De Jesus, whose son, Louis Calixto Jr., 19, was found stabbed to death in a burned house in Central Islip last August, said Thursday she believes he was in the wrong place at the wrong time when two men allegedly broke into the home of a friend, Mykier Daniels, 28, and her sister, Katrice, 31.
But she said she does not know whether her son was targeted to be killed.
"We have a lot of questions. We don't want to speculate," de Jesus said outside of court, where one of the men was arraigned Thursday. "We want to know what the truth is so we can go on with our lives."
Prosecutors said Hasan Vaughan, 33, of Central Islip, killed Calixto and Mykier and Katrice Daniels on Aug. 11, and then, with another man, Thomas Singletary, 33, of Central Islip, burned down the sisters' Hickory Street home. Calixto and Mykier Daniels showed signs of being tortured, prosecutors said.
Vaughan pleaded not guilty Thursday in Suffolk County Court in Riverhead to one count of first-degree murder, three counts of second-degree murder and one count of second-degree arson. He was ordered held without bail by State Supreme Court Justice C. Randall Hinrichs.
Singletary pleaded not guilty last week to second-degree arson.
Vaughan and Singletary burned the house to cover up the "horrible, gruesome murders," Assistant District Attorney James Chalifoux said. Both men were burned as they fled, he said.
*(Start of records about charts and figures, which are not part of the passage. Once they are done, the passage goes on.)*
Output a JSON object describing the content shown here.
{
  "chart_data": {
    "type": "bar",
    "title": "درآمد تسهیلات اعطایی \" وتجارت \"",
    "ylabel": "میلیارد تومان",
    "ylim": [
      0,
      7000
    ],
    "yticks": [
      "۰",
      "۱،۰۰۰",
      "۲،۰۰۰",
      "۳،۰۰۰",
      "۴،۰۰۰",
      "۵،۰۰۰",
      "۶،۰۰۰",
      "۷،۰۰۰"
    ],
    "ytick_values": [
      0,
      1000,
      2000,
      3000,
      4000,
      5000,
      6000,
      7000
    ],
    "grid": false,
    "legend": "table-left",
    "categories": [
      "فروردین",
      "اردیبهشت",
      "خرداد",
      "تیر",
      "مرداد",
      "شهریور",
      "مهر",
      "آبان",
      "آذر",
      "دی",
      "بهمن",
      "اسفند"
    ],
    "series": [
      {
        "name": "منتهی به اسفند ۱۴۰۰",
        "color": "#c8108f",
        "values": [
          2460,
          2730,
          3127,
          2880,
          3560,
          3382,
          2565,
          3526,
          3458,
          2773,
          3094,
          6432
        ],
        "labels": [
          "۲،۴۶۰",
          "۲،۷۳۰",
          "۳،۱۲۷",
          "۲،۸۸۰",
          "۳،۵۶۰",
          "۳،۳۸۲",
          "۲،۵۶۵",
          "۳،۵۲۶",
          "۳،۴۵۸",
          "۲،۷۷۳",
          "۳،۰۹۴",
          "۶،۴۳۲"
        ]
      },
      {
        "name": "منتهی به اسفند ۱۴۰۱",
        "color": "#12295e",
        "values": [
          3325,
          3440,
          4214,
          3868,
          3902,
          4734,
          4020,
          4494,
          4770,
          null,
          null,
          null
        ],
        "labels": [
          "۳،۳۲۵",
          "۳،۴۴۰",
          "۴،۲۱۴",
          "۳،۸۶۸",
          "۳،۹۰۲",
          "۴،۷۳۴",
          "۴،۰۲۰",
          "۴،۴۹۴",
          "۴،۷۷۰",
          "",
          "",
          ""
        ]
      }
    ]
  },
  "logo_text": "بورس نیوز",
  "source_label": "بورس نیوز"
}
Mykier Daniels regularly drove Calixto to school at the New York Automotive and Diesel Institute in Queens, de Jesus said. Calixto, who wanted to be an auto mechanic like his father, Louis Calixto Sr., was helping Mykier Daniels move to Mastic, she said.
He had gone to the house for a ride to school when he was killed, de Jesus said. Before Vaughan's arraignment, she said her son had no relationship with either suspect.
"I can't see my son causing so much anger that anyone would do that to him," she said. " . . . We bring kids in this world and we don't expect them to clash with each other."After the arraignment, she said Vaughan came to her house a month before the slayings and asked to see her son. She declined to elaborate.